Cumhurbaşkanı Erdoğan, bunların sadece demokrasiden değil orada ülkesi, bayrağı, milleti, ezanı için hayatını kaybedenlere yaptığı saygısızlığın, insanlıktan da nasiplerini almadıklarının anlaşıldığını belirtti.


Kaftancıoğlu'nun, Türkiye'nin geçen kasımda büyük bir ekonomik saldırının altındayken, doların 4 lira olması için adeta yalvaran mesajlar paylaştığına dikkati çeken Erdoğan, şunları kaydetti:


"Kendisi bu naneleri yerde eşi bundan geri kalır mı? O da adeta övünerek, 7 dakikada çeyrek domuzu nasıl yediğini anlatıyor. Hıza bak, hıza. Milletime olan saygım nedeniyle şahsıma hatta vefat etmiş anacağıma yönelik galiz küfürleri burada zikretmekten hicap duyacağım. Nice seviyesiz mesajları aktarmıyorum bile. Eğer Türkiye'nin siyasi alternatifi bu şahsın İstanbul İl Başkanı olduğu bir CHP ise vay milletimin, ülkemin haline. Bu kafayla CHP, bırakınız iktidara gelmeyi kendi birliğini, bütünlüğünü dahil koruyamaz. İnanıyorum ki CHP'ye gönül veren vatandaşlarım bu açıklamalardan, bu tweetlerden sonra CHP'nin başına İstanbul gibi bir şehirde gelen bu tür her şeyden olumsuz nasiplenmiş kişilerden sonra bu kafanın benzerini artık ruh ikizi oldukları dünün BDP'sinin, bugünün HDP'sinin başına da musallat etmişlerdir. Normal şartlarda Taksim'in arka sokaklarındaki küçük bir büroda faaliyet gösteren marjinal bir derneğin başında olması gereken bu tipleri, oradan alıp siyasi partinin başına koyduğunuzda işte böyle arizi bir durum ortaya çıkıyor."
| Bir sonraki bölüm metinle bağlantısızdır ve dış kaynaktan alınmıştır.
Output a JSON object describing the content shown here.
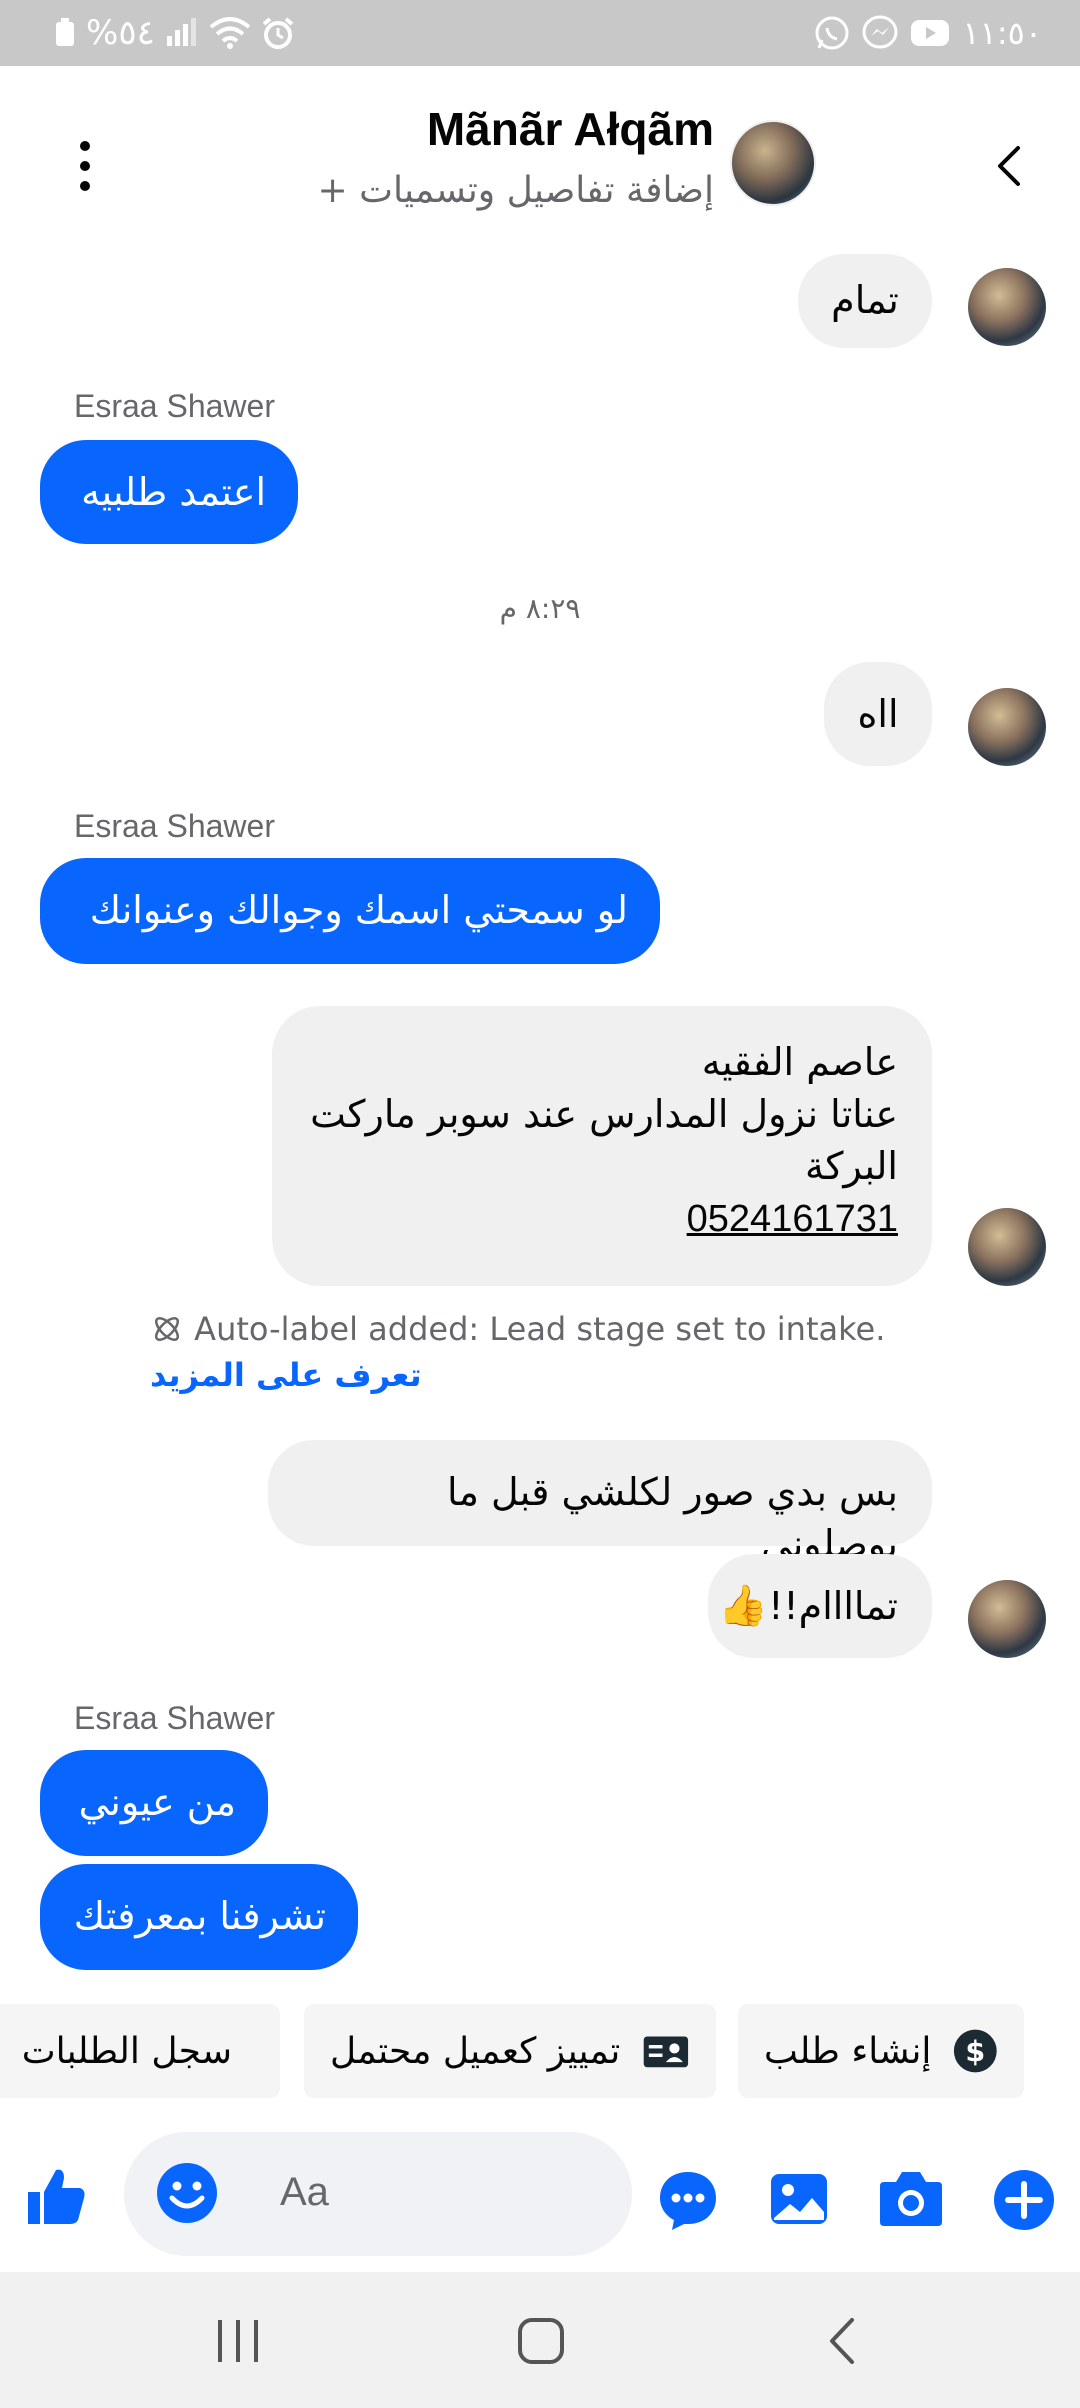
{
  "status_bar": {
    "time": "١١:٥٠",
    "battery": "%٥٤"
  },
  "header": {
    "title": "Mãnãr Ałqãm",
    "subtitle": "+ إضافة تفاصيل وتسميات"
  },
  "messages": {
    "m1": "تمام",
    "sender1": "Esraa Shawer",
    "m2": "اعتمد طلبيه",
    "timestamp": "٨:٢٩ م",
    "m3": "ااه",
    "sender2": "Esraa Shawer",
    "m4": "لو سمحتي اسمك وجوالك وعنوانك",
    "m5_line1": "عاصم الفقيه",
    "m5_line2": "عناتا نزول المدارس  عند سوبر ماركت",
    "m5_line3": "البركة",
    "m5_phone": "0524161731",
    "autolabel_text": "Auto-label added: Lead stage set to intake.",
    "autolabel_link": "تعرف على المزيد",
    "m6": "بس بدي صور لكلشي قبل ما يوصلوني",
    "m7": "تماااام!!",
    "sender3": "Esraa Shawer",
    "m8": "من عيوني",
    "m9": "تشرفنا بمعرفتك"
  },
  "quick_actions": {
    "a1": "إنشاء طلب",
    "a2": "تمييز كعميل محتمل",
    "a3": "سجل الطلبات"
  },
  "composer": {
    "placeholder": "Aa"
  },
  "colors": {
    "accent": "#0866ff",
    "incoming_bubble": "#f0f0f0",
    "status_bar": "#c8c8c8"
  },
  "icons": [
    "back-icon",
    "more-vert-icon",
    "like-icon",
    "emoji-icon",
    "chat-icon",
    "gallery-icon",
    "camera-icon",
    "plus-icon",
    "dollar-icon",
    "contact-card-icon",
    "list-icon",
    "ai-label-icon",
    "recents-icon",
    "home-icon",
    "nav-back-icon"
  ]
}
"CHP'de yaşananlar güney sınırlarındaki tehditten bağımsız değil"


Cumhurbaşkanı Erdoğan, "CHP'de yaşananlar, ülkemizin, güney sınırlarında maruz kaldığı tehditten bağımsız değildir. Türkiye'yi, güney sınırları boyunca, kurmak istedikleri bir terör koridoruyla kuşatmayı hedef alan projenin içerideki bir başka boyutu da CHP eliyle içeride siyaseti kuşatmaktır." dedi.



"Ey NATO şu ana kadar siz ne tür bir tavır aldınız?"


Erdoğan "Burada özellikle NATO'ya da bir serzenişim var: Ey NATO, siz ortaklarınızdan birine herhangi bir sınır tecavüzünde, tacizinde bulunanlara karşı tavır almakla da mükellefsiniz. Peki şu ana kadar siz ne tür bir tavır aldınız?" dedi.



"Suriye'deki diğer terör yuvalarını da birer birer dağıtacağız"


Cumhurbaşkanı Erdoğan, "İnşallah yarın öbür gün, kısa bir süre içinde Afrin ve Münbiç'ten başlayarak Suriye'deki diğer terör yuvalarını da birer birer dağıtacağız. Buna ne müttefikimiz gibi gözüküp de bizi sırtımızdan vurmaya kalkanlar engel olabilir, ne de siyasetçi görünümlü marjinal terör destekçileri mani olabilir." diye konuştu.



"Afrin operasyonuna Suriyeli muhalifler de dahil olacak"


Cumhurbaşkanı Erdoğan, Afrin operasyonuna Suriyeli muhaliflerin dahil olup olmayacağı ile ilgili bir soruyu, "Tabii olacak, beraber. Onlar için veriliyor bu mücadele. Biz onlara, topraklarına sahip çıkmaları için, bu kardeşlerimize orada yardımcı oluyoruz." diye yanıtladı.



"Trump'ı aramayı düşünmüyorum"


Cumhurbaşkanı Erdoğan, Trump ile Suriye konusunda görüşme olup olmayacağı sorusuna ise şöyle cevaplandırdı:


"Şu anda henüz kendisini aramayı düşünmüyorum. Çünkü daha önce bunları konuştuk, o bana dönecekti. O bana dönmediği sürece ben ona dönmem. Putin ile iki üç gün önce konuştuk, telefon diplomasimiz devam ediyor."



"Bu millet o oyunları artık aştı"


Erdoğan, MHP ile ittifakta Kürt vatandaşların küseceği iddiasına ilişkin, "Onlara inanmayın. Bu millet o oyunları artık aştı." ifadelerini kullandı.



"Suriye'de rejim böyle bir oluşuma onlar da sıcak bakmıyor"


Cumhurbaşkanı Erdoğan, ABD'nin "PKK/PYD Ordusu" planına ilişkin,  "Amerika 11-12 bin kilometreden gelecek, burada kendisine bir ordu oluşturacak ve adını da ne koyacak? 'Sınır güvenliği.' Neyin sınır güvenliği? Bakın şu anda Suriye'de rejim, 'bu bizim için bir tehdit oluşturur' diyor ve kesinlikle böyle bir oluşuma onlar da sıcak bakmıyor." dedi.